Bookstore policy potentially confusing

Shane Finneran

Nursing student Shantell Lacy attempted to return a textbook at the City College bookstore on Feb. 8 but gave up after speaking to the cashier, who mentioned that the last day for a full refund was Jan. 29.

“They should at least give us until the middle of February,” Lacy said.

What Lacy didn’t realize — and what the large return-policy sign hanging near the cashier station didn’t mention — is that after Jan. 29, the bookstore will work with customers who believe they deserve their money back.

“The store folks make exceptions every day for refunds,” said Nancy Wichmann, bookstore manager for the district.

For example, customers who can provide proof that they dropped a class are likely able to return a textbook from that class. A student facing military deployment should also be entitled to a refund.

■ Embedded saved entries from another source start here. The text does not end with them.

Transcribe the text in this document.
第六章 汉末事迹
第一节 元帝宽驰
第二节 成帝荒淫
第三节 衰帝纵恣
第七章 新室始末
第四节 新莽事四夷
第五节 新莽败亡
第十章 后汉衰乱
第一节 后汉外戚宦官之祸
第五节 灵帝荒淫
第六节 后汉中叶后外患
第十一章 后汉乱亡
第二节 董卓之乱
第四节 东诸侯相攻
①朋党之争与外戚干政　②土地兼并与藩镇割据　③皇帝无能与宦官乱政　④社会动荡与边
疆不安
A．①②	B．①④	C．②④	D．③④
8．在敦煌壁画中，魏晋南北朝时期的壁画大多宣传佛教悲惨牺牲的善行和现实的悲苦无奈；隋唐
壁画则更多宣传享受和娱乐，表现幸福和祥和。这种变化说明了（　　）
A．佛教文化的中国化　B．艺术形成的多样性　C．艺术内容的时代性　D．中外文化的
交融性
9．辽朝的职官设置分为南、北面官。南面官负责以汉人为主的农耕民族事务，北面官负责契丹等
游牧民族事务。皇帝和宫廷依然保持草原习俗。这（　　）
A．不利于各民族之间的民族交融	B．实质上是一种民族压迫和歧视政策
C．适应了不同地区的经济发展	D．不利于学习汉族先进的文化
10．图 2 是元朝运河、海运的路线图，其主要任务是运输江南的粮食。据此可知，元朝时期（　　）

Lacy said she had hoped to get her money back because her professor told her that the book, originally a required text, wasn’t necessary after all. According to Wichmann, the bookstore will try to issue refunds in such situations after consulting with the professor to figure out why the book was originally listed as required.

Dee Porter, who runs the City College bookstore, reiterated its commitment to serving its student customers.

“We will always err on the side of the student,” Porter said.

In an email interview, Professor Darius Spearman said some of his students were hesitant to buy books because they were not sure if they were going to be able to add a class.

“I had suggested that they just buy the books and follow along with the assignments, assuming that they could return them by the Feb. 4 (add/drop) deadline,” Spearman wrote. Some of his students responded that the bookstore’s return period ended a week earlier, on Jan. 29.

Wichmann and Porter explained to City Times that — as indicated in the formal refund policy, a half-page blurb available in the bookstore — it’s actually the no-questions-asked return period that ended on Jan. 29.

That period was adjusted in fall 2010, when the district’s bookstores began selling each semester’s textbooks a few weeks earlier than usual. The earlier start to selling was required by updates to the Higher Education Act, which governs federal student aid programs.

The bookstores at UCSD and SDSU also end their broad return period before the add/drop period ends on their campuses. Those bookstores remain willing to consider issuing refunds for students who drop classes.

Similarly, City College’s bookstore is willing to work with customers who have valid reasons to return textbooks after the initial return deadline — though some students might not realize it.

“A lot of my students did not understand that to be the case,” Spearman said.